I had a bunch of left over chickpeas from the last batch I had cooked which I had planned to make into hummus, but the weather called for a different preparation. Normally I would have made my standard chickpea and pasta soup, but I didn't need pasta on top of the bread I was already making, and I had a lot of greens to get rid of. A walk to Bloomingfoods (a local food cooperative store) led me to procure a pack of humanely raised pork andouille sausage and some fair trade organic red wine from South Africa. A delicious idea was wafting through my mind: a deep rich broth filled with the flavour of andouille, soft savory greens, hearty chickpeas and tomato.

So I set to work and ended up with a bowl of the perfect hearty soup for a cool spring day. Along with the freshly made whole grain bread and a glass of wine. This is a simple recipe that begs for quality ingredients and is open to experimentation. I think it would be great with cannelini beans instead of chickpeas, and that an equally tasty version could be made with chorizo instead of andouille sausage. And omitting the sausage and replacing chicken bouillon with vegetable results in an equally good vegetarian soup.

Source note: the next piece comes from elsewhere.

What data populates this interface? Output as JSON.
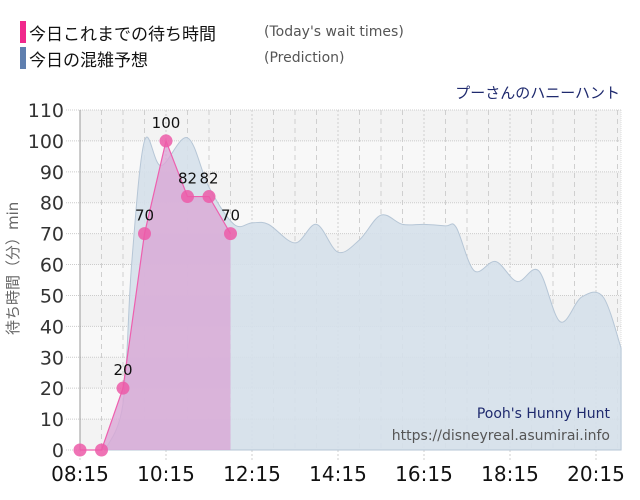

Chickpea Andouille Soup with Greens

3 cups cooked chickpeas (may use canned, if washed and drained)
4 ounces pork andouille sausage, thinly sliced (or omit or substitute another sausage of your choice)
1 large bunch kale, collards or Swiss chard (about 6 cups with any tough stems removed and thinly sliced)
1 28 ounce can chopped tomatoes
1/2 tablespoon olive oil
4-5 cloves garlic, peeled and thinly sliced
2 teaspoons chicken bouillon
Water (3-6 cups as needed)
About 1/2 cup of your favorite red wine
Freshly ground black pepper
Oregano and basil, dried
Red pepper flakes (1 teaspoon or to taste)

Preparation:

1.Wash your greens of choice thoroughly. Cut out any tough stems off and chiffonade: stack the leaves up several at a time, roll them into a tube, then thinly slice with a sharp knife. They will come out in thin strips.
2. Thinly slice the sausage. Heat the oil on medium heat in a large pot, then add the sausage and cook for several minutes. Add the greens and stir, cooking until wilted. Add red pepper flakes, garlic, black pepper, oregano and basil to your taste. I like a good teaspoon of red pepper flakes and half a teaspoon of oregano, with just a touch of black pepper and basil.
3. Stir and cook for another minute or two, then add the tomatoes and chickpeas, chicken bouillon and enough water to make plenty of broth for dunking your bread. Add the red wine and let simmer for at least half an hour, preferably longer, to let the flavours meld.
4. Serve with slivers of Parmesan on top, and a hearty baguette or multigrain bread, something with a crust to soak up all the delicious broth.